Le début de saison de Lenny Martinez laissait présager d’un très bon Tour de France, et le jeune grimpeur a confirmé en juillet. On le savait capable de grimper excellemment bien, ne lui manquait que la régularité et la résistance, deux choses qu’il semble avoir acquises cette année. Après un début de Tour un peu timide, il finit la 3ᵉ semaine au top pour décrocher la 5ᵉ place au général. Les ascensions basques avec leurs très forts pourcentages devraient lui convenir à la perfection. Petit bémol tout de même, les coureurs sortant du Tour en ayant joué le général ne sont pas légion dans le top 5 de la Klasikoa habituellement.

Christen avait pris la deuxième place ici l’année dernière. Le Suisse était revenu comme une balle dans Murgil sur le duo Del Toro – Ciccone. Mais il avait finalement dû céder face à la force de l’Italien. Ces ascensions basques très pentues et relativement courtes lui conviennent à la perfection et il va s’aligner de nouveau avec ambition. Cette année il a choisi une approche différente de 2025 en prenant part au Tour d’Autriche il y a 3 semaines, au lieu de couper pendant plus d’un mois comme l’année passée.

Ben Healy a connu un Tour de France assez compliqué, loin de ses standards. Il semble avoir beaucoup souffert de la chaleur lors des 10 premiers jours avant de reprendre vie progressivement. On l’a vu notamment en très bonne forme sur la fin de Tour, en équipier modèle pour Carapaz en montagne. Cette mise en jambes progressive pourrait bien être un atout majeur pour la Klasikoa. Il trouvera ici un parcours à sa mesure : une course longue et usante avec beaucoup de dénivelé. Le vrai problème le concernant est sa très faible pointe de vitesse. S’il veut espérer accéder au podium, il devra faire le ménage en amont.

Ajout de dernière minute, Carapaz sera bel et bien de la partie. Le supercombatif du Tour, vainqueur de deux étapes en 3e semaine et maillot à pois va prendre le départ de sa deuxième Klasikoa. La première depuis 2017 ! Il a terminé le Tour en affichant une forme incroyable qui lui aurait largement permis de jouer à la pédale quelques places de mieux dans le top 10 du CG. Si EF lui fait prendre le départ, c’est qu’il y a des certitudes sur sa condition, une semaine après la fin du Tour.

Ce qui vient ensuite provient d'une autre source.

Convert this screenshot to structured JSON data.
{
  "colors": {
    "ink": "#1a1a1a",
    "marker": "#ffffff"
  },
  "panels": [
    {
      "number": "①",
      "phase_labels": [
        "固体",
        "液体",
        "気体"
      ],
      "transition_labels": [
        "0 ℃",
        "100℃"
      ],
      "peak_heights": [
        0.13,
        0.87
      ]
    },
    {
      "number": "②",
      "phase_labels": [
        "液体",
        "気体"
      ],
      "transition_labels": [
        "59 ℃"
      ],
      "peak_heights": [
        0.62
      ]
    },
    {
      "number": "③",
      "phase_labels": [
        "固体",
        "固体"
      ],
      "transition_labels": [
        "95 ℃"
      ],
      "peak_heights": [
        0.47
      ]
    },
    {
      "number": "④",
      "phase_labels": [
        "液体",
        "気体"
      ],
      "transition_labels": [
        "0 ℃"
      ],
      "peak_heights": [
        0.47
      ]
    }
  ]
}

Widar a connu une saison très compliquée à cause d’une blessure au genou qui l’a tenu éloigné des pelotons pendant près de 4 mois. Assez décevant sur le Tour d’Algarve en tout début d’année, il avait été bien plus impressionnant lors de la dernière étape du Tour de Suisse fin juin. Il va reprendre la compétition demain, en préparation de la Vuelta. S’il est peut-être un peu plus limité sur les longues ascensions, les efforts demandés sur la Klasikoa colleront parfaitement à son profil. S’il est en forme, il peut tout à fait prétendre à une très belle place dans le top 10, et pourquoi pas mieux.


Mes Choix

Au départ de la course, Evenepoel fait office d’immense favori. Tout d’abord car le parcours lui convient à la perfection, lui le triple vainqueur de l’épreuve. Ensuite car il a terminé le Tour en excellente forme, et pourrait bien profiter du fameux phénomène de « surcompensation ». Attention tout de même, si l’on regarde les résultats des années précédentes, avoir fait le Tour en tant que leader est loin d’être l’approche idéale en vue de gagner ou même de faire podium sur la Klasikoa. Mais Evenepoel est un coureur à part, et il serait tout sauf étonnant qu’il déjoue cette statistique.

Avec une approche et un programme identiques à l’année passée, Ciccone sera encore un vrai prétendant au podium. La question à se poser est de savoir s’il sera en mesure ou non de suivre Evenepoel lorsque celui-ci va attaquer.

Par rapport à sa saison, son profil mais surtout à ce qu’il a montré sur le Tour, je ferais aussi de Schmid l’un des plus sérieux prétendants à une place dans le top 3. Et si je devais mentionner une « surprise », Widar. Sa fraîcheur pourrait bien être un atout demain.